Blog Rules:
12 Best Practices to Keep You in Business--and Out of Court--with Your Corporate Reputation Intact
To help business bloggers maximize their ability to communicate, while minimizing blog-related risks, I offer 12 best-practices-based tips excerpted from my new book Blog Rules (Amacom 2006, www.amanet.org).
Blog Rule #1: The blog is an electronic communications powerhouse. Blogs are likely to have greater impact on business communications and corporate reputations than e-mail, IM, and traditional marketing-oriented Web sites combined.
Blog Rule #2: Business blogs are not necessary or appropriate for every organization. Evaluate benefits and assess risks before leaping into the blogosphere.
Blog Rule #3: Savvy business owners and executives must learn how to strategically and successfully manage the blogosphere today. Or risk potentially unpleasant and expensive consequences tomorrow.
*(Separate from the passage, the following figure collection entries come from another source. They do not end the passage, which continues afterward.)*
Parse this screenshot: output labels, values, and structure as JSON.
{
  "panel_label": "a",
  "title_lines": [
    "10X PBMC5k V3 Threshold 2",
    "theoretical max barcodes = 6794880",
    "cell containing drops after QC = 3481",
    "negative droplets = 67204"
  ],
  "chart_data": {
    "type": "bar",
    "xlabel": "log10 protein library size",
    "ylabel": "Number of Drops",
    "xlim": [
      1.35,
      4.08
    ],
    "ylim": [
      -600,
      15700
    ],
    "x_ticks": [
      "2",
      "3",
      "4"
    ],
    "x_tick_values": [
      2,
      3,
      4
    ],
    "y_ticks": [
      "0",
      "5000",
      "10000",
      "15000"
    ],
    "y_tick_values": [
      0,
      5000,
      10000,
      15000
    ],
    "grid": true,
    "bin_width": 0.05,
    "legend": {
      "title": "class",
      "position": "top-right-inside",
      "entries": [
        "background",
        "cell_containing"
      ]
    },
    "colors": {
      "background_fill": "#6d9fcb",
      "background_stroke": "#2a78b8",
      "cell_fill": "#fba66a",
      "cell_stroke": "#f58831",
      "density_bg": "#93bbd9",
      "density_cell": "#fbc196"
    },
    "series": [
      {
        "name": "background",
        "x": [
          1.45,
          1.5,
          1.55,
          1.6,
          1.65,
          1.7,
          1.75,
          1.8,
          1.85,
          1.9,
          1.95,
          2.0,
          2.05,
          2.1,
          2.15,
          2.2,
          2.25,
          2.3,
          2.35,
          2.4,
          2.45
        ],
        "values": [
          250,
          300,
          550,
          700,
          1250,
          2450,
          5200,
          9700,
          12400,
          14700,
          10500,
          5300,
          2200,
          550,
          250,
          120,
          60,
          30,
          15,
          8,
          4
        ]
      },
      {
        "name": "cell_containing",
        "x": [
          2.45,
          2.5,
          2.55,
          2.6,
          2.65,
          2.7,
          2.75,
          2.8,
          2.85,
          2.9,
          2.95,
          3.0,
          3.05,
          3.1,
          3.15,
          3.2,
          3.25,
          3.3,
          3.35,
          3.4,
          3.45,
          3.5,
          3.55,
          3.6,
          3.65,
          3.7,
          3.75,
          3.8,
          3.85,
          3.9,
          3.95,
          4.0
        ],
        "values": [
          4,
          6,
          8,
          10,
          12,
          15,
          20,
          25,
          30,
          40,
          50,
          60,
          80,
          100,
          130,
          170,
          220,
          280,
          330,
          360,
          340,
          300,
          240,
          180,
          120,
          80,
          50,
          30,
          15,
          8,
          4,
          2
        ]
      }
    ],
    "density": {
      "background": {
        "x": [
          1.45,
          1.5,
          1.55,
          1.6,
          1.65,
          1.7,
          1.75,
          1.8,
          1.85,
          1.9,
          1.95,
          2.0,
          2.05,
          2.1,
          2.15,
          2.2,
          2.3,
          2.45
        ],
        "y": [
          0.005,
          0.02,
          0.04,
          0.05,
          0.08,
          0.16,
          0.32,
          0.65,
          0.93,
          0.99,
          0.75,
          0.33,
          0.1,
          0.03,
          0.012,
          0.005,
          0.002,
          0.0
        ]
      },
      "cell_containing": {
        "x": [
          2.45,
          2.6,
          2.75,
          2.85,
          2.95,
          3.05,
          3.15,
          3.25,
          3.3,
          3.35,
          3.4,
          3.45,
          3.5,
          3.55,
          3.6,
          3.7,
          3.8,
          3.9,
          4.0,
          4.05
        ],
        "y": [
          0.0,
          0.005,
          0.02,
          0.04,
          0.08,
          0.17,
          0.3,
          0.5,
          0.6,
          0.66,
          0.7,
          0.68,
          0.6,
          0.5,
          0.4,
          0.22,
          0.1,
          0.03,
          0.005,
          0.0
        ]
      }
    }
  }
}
Blog Rule #4: It’s the casual, conversational, anything-goes nature of the blog that makes it both so appealing to blog writers and readers. It also what makes blogging so potentially dangerous to business.
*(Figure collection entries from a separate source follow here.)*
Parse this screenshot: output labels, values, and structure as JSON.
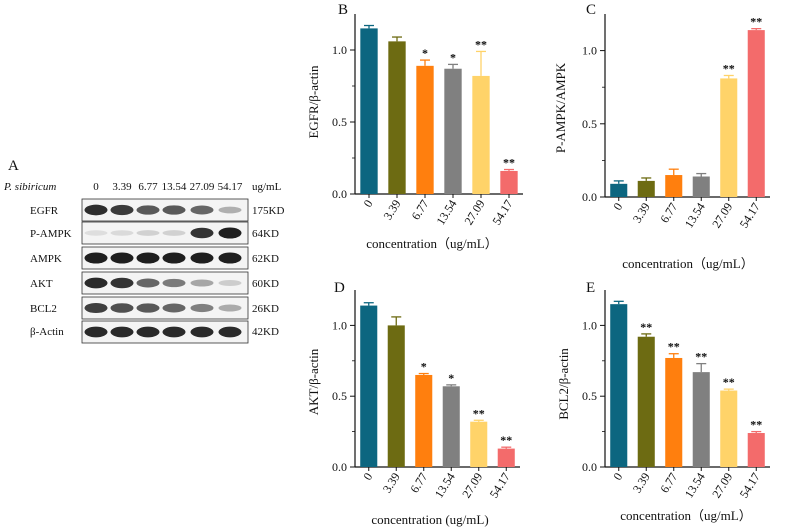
{
  "colors": [
    "#0c6680",
    "#6d6b12",
    "#ff7f0e",
    "#808080",
    "#ffd369",
    "#f36b6b"
  ],
  "panel_a": {
    "letter": "A",
    "species": "P. sibiricum",
    "unit": "ug/mL",
    "concentrations": [
      "0",
      "3.39",
      "6.77",
      "13.54",
      "27.09",
      "54.17"
    ],
    "proteins": [
      {
        "name": "EGFR",
        "weight": "175KD",
        "intensity": [
          0.88,
          0.82,
          0.68,
          0.68,
          0.62,
          0.28
        ]
      },
      {
        "name": "P-AMPK",
        "weight": "64KD",
        "intensity": [
          0.06,
          0.08,
          0.12,
          0.12,
          0.85,
          0.95
        ]
      },
      {
        "name": "AMPK",
        "weight": "62KD",
        "intensity": [
          0.95,
          0.95,
          0.95,
          0.95,
          0.95,
          0.95
        ]
      },
      {
        "name": "AKT",
        "weight": "60KD",
        "intensity": [
          0.9,
          0.85,
          0.62,
          0.52,
          0.32,
          0.14
        ]
      },
      {
        "name": "BCL2",
        "weight": "26KD",
        "intensity": [
          0.8,
          0.72,
          0.68,
          0.62,
          0.5,
          0.3
        ]
      },
      {
        "name": "β-Actin",
        "weight": "42KD",
        "intensity": [
          0.9,
          0.9,
          0.9,
          0.9,
          0.9,
          0.9
        ]
      }
    ]
  },
  "chart_data": [
    {
      "id": "B",
      "letter": "B",
      "type": "bar",
      "categories": [
        "0",
        "3.39",
        "6.77",
        "13.54",
        "27.09",
        "54.17"
      ],
      "values": [
        1.15,
        1.06,
        0.89,
        0.87,
        0.82,
        0.16
      ],
      "errors": [
        0.02,
        0.03,
        0.04,
        0.03,
        0.17,
        0.01
      ],
      "significance": [
        "",
        "",
        "*",
        "*",
        "**",
        "**"
      ],
      "ylabel": "EGFR/β-actin",
      "xlabel": "concentration（ug/mL）",
      "ylim": [
        0,
        1.25
      ],
      "yticks": [
        "0.0",
        "0.5",
        "1.0"
      ]
    },
    {
      "id": "C",
      "letter": "C",
      "type": "bar",
      "categories": [
        "0",
        "3.39",
        "6.77",
        "13.54",
        "27.09",
        "54.17"
      ],
      "values": [
        0.09,
        0.11,
        0.15,
        0.14,
        0.81,
        1.14
      ],
      "errors": [
        0.02,
        0.02,
        0.04,
        0.02,
        0.02,
        0.01
      ],
      "significance": [
        "",
        "",
        "",
        "",
        "**",
        "**"
      ],
      "ylabel": "P-AMPK/AMPK",
      "xlabel": "concentration（ug/mL）",
      "ylim": [
        0,
        1.25
      ],
      "yticks": [
        "0.0",
        "0.5",
        "1.0"
      ]
    },
    {
      "id": "D",
      "letter": "D",
      "type": "bar",
      "categories": [
        "0",
        "3.39",
        "6.77",
        "13.54",
        "27.09",
        "54.17"
      ],
      "values": [
        1.14,
        1.0,
        0.65,
        0.57,
        0.32,
        0.13
      ],
      "errors": [
        0.02,
        0.06,
        0.01,
        0.01,
        0.01,
        0.01
      ],
      "significance": [
        "",
        "",
        "*",
        "*",
        "**",
        "**"
      ],
      "ylabel": "AKT/β-actin",
      "xlabel": "concentration (ug/mL)",
      "ylim": [
        0,
        1.25
      ],
      "yticks": [
        "0.0",
        "0.5",
        "1.0"
      ]
    },
    {
      "id": "E",
      "letter": "E",
      "type": "bar",
      "categories": [
        "0",
        "3.39",
        "6.77",
        "13.54",
        "27.09",
        "54.17"
      ],
      "values": [
        1.15,
        0.92,
        0.77,
        0.67,
        0.54,
        0.24
      ],
      "errors": [
        0.02,
        0.02,
        0.03,
        0.06,
        0.01,
        0.01
      ],
      "significance": [
        "",
        "**",
        "**",
        "**",
        "**",
        "**"
      ],
      "ylabel": "BCL2/β-actin",
      "xlabel": "concentration（ug/mL）",
      "ylim": [
        0,
        1.25
      ],
      "yticks": [
        "0.0",
        "0.5",
        "1.0"
      ]
    }
  ]
}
Blog Rule #5: An organization without an external blog program may risk losing position, market share, reputation, and sales to tech-savvy competitors. With one new blog created every second, some of your competitors have likely recognized—and tapped into—the power of the blogosphere.
Blog Rule #6: The strategic management of blogs or any other electronic business communications tool begins with the establishment of written rules and policies governing usage and content.
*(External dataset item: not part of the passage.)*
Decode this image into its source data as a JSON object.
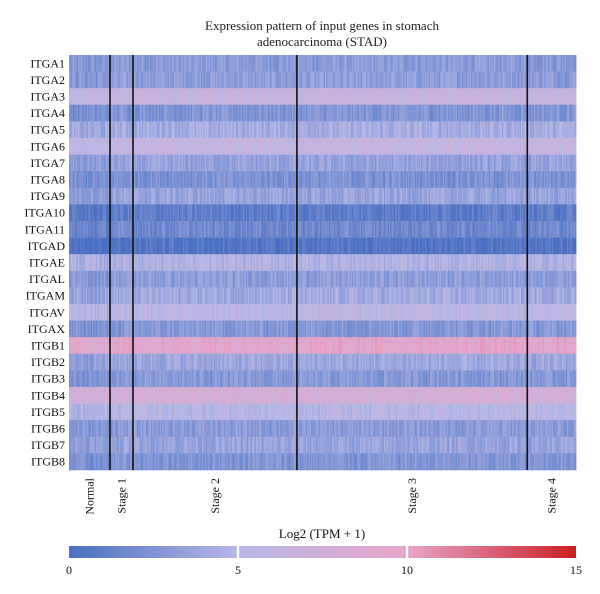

Blog Rule #7: A business blog opens the organization up to potential disasters. Risks include the loss of trade secrets, confidential information, and intellectual property; negative publicity, damaged reputations, and public embarrassment; workplace lawsuits alleging copyright infringement, defamation, sexual harassment, and other claims; court sanctions, legal settlements, and regulatory fines; and lost employee productivity.
Blog Rule #8: Management, technology, and the legal system have not yet caught up with the potential benefits and risks of business blogging.
Blog Rule #9: Strategic blog management begins with the establishment of a clear objective. In other words, why does your organization want to blog?
Blog Rule #10: Don’t allow IT (or legal, records management, or human resources) to dictate your business blog program. Work as a team to implement rules, policies, and procedures based on the best practices detailed in Blog Rules.
Blog Rule #11: Require employees to sign a confidentiality agreement to protect trade secrets and confidential data belonging to the organization, employees, customers, business partners, and other third parties. Cover blog posts and comments published on the organization’s business blogs, employees’ personal blogs, and other external blogs, as well.
Blog Rule #12: Use discipline to maximize employee compliance with blog rules, policies, and procedures. Put blog content and usage rules in writing, and stress the fact that the organization’s rules and policies apply regardless of whether employees are blogging at the office or at home on their own time and equipment. Inform employees that any violation of the organization’s rules and policies may result in disciplinary action, up to and including termination.